In this setting, “doctors are losing their inspiration,” Dr. Shanafelt said, “and that is a very frightening thing.”
 
from comments
If you are teacher, you have all that and then add widespread disrespect and scapegoating by politicians about how you are the problem with the educational system and require heavy monitoring and if your “patient” doesn’t “get healthy”, i.e. “learn”, it’s your fault and you should be fired. Welcome to our world.
and this
The most significant factor in physician burnout is the widespread belief in the United States that physicians are flawed creatures bent on harm and mischief.
The truth of the matter is that nurses and physicians are the best that American schools have produced and extraordinary hard workers.
You don’t have to be a rocket scientist to go into banking, politics, law or be a lobbiest for the NRA.

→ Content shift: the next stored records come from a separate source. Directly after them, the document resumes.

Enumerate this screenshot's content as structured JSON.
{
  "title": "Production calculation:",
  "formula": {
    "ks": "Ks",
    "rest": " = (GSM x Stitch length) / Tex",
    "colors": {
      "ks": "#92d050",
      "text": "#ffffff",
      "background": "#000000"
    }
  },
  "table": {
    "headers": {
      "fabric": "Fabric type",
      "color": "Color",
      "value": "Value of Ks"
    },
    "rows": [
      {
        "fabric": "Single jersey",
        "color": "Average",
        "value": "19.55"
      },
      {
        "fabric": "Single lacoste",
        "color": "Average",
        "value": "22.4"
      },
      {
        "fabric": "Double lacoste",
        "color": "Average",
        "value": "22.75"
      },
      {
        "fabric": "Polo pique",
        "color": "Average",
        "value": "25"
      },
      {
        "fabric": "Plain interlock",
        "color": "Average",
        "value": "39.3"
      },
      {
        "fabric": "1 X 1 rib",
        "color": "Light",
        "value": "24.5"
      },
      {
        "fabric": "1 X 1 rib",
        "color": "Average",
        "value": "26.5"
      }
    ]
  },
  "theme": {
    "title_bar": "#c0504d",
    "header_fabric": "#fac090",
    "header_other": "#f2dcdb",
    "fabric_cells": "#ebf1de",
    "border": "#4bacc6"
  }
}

Americans needs to dial down the whining and entitlement a few notches, and consider how dedicated these health care providers are to work under insurance companies and braindead politicians, in order to help people. When a person works for 60-70 hours a week, on holidays, and weekends, attempting to help people, it is not asking a lot to be civil.
 
and
When you make doctors the employees of MBA’s who view them as interchangeable parts in a profit making system, this is what you get. The doctors become high-grade assembly line workers and must treat their patients as money-makers, rather than human beings. Its no wonder they burn out.
 
and
The grasping, rich doctor playing golf is largely a myth promoted in part by…the grasping, rich corporate aristocracy playing golf. Come on everyone. Take a real look. The pay of all the physicians in the country takes up around 8% of the health care dollar. Who do you think splits the remaining 92%?
Most of the guys I went to Medical School with wanted to be in a helping profession as their first motivation.